MID-ATLANTIC (WCMH) — The Eastern Seaboard is cleaning up in the aftermath of flooding rains and hurricane force wind gusts that accompanied the passage of Tropical Storm Isaias on Tuesday.
Hurricane Isaias made landfall Monday night at 11:15 p.m. along the North Carolina coast near Ocean Isle Beach, packing 85 mph winds, with gusts as high as 99 mph at Federal Point, N.C. The storm raced northward Tuesday nearly parallel to Interstate 95, sailing over the Eastern Shore of Maryland, Delmarva, Philadelphia and across northwestern New Jersey, southeastern New York and western New England.
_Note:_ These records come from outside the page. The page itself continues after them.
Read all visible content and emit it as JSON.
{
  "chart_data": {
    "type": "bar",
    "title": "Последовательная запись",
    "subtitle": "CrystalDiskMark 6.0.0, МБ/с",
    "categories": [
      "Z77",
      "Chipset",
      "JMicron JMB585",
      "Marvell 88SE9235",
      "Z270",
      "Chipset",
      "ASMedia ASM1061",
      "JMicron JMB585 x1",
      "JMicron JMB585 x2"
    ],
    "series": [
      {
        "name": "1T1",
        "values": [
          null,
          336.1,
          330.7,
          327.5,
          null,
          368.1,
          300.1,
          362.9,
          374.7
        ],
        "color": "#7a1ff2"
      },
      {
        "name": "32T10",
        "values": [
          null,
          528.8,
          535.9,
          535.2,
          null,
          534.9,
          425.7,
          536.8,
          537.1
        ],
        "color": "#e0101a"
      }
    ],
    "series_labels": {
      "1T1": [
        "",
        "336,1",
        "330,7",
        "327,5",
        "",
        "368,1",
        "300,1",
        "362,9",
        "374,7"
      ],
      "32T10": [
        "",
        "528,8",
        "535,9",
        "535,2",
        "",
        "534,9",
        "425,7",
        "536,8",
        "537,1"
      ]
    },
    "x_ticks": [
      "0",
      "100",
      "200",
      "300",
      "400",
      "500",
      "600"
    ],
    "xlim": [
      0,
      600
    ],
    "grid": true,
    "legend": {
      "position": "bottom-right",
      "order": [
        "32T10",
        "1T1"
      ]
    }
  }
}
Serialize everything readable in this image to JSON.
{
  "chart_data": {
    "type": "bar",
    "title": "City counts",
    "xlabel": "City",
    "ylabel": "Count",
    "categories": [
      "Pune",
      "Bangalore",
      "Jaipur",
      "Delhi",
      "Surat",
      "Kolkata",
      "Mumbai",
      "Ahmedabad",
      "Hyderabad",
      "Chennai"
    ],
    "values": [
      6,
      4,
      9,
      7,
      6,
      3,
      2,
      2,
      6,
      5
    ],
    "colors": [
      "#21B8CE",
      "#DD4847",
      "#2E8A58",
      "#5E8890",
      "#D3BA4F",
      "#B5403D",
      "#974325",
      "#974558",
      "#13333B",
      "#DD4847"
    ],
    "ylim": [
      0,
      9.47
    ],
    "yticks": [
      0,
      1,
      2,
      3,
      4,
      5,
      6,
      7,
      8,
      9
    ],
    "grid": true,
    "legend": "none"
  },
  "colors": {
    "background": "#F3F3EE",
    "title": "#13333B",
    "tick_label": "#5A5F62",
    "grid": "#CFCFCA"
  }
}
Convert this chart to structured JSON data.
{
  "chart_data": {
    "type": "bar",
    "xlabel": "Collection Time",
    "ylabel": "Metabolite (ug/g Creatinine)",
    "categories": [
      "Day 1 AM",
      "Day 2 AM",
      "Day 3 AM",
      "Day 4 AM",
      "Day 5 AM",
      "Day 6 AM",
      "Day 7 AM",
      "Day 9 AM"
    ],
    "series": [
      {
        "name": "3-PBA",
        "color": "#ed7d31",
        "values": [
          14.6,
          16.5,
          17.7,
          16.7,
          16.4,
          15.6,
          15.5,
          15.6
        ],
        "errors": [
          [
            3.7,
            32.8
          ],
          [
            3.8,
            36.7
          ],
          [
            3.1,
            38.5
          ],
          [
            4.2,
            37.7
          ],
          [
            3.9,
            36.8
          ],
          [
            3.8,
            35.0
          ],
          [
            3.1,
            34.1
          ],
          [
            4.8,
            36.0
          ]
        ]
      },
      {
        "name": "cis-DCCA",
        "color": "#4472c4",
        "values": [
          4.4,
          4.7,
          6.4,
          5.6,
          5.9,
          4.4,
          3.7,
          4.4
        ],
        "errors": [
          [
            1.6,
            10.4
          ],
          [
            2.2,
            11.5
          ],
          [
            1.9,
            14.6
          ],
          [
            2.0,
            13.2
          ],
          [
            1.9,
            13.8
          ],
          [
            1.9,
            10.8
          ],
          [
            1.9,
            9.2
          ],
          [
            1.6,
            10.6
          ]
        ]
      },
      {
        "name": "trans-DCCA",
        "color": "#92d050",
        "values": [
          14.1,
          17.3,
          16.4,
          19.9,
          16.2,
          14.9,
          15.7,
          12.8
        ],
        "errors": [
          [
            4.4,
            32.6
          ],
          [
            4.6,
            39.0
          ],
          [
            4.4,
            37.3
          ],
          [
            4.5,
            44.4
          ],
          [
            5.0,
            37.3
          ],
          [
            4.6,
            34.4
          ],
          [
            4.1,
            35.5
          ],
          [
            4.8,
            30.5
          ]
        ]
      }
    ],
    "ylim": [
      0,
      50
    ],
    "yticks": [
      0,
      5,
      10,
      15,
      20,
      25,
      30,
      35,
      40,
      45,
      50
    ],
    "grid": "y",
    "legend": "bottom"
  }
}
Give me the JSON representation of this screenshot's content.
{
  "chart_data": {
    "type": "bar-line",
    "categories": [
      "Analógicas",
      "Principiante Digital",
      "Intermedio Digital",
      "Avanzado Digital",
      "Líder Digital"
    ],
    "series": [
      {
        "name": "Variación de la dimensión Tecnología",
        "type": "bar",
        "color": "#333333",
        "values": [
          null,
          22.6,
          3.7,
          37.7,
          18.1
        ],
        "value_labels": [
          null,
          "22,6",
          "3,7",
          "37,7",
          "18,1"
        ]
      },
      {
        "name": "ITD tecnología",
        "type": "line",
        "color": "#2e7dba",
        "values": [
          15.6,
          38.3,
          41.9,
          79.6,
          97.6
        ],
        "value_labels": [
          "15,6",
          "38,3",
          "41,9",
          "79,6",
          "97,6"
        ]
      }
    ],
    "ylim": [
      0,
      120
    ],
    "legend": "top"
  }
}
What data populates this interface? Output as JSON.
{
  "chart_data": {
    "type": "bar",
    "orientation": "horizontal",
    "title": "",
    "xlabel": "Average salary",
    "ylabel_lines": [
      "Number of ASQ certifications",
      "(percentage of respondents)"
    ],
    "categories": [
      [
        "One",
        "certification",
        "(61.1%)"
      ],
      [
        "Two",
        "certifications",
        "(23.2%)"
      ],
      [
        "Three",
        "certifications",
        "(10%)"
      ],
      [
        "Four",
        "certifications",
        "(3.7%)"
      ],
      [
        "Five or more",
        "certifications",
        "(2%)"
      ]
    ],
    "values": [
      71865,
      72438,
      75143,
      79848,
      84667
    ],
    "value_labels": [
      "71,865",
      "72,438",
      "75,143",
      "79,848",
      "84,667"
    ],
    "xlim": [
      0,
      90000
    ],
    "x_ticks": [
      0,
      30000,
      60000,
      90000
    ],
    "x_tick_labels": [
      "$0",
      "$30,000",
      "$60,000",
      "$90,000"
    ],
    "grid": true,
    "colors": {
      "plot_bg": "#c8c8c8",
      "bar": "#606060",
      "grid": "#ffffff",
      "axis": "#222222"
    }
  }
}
More than three million utility customers lost power during the height of the storm, including around 1.4 million in New Jersey. Trees were toppled by high winds, landing on homes and bringing down power lines. Eight deaths have been attributed to the storm. A tornado leveled a mobile home park in Raleigh, N.C., killing two persons. More than 20 tornadoes were reported from North Carolina to southeastern Pennsylvania and southern New Jersey.
On the western side of the storm’s path, which flew north-northeast at 35-40 mph, flooding rains totaled more than 8 inches. Wynnewood, Pa., west of Philadelphia, received 8.59 inches. Flash flooding swamped Upper Darby and Philadelphia was soaked with 4.16 inches. Winds gusted to 78 mph at New York Harbor and Farmingdale, Long Island.
Isaias reached tropical storm strength late on July 29, nine days earlier than the previous record (Irene on Aug. 7, 2005) in the Atlantic Basin. The only more intense storm this year was Hurricane Hanna, also a Category 1 hurricane that briefly had winds of 90 mph before landfall on Padre Island, Tex., on July 25. Five named storms have made landfall in the U.S. so far this year, which is also an early-season record.
Tropical Storm Fay came ashore a little north-northeast of Atlantic City, N.J., on July 10, with heavy rain but much less wind strength.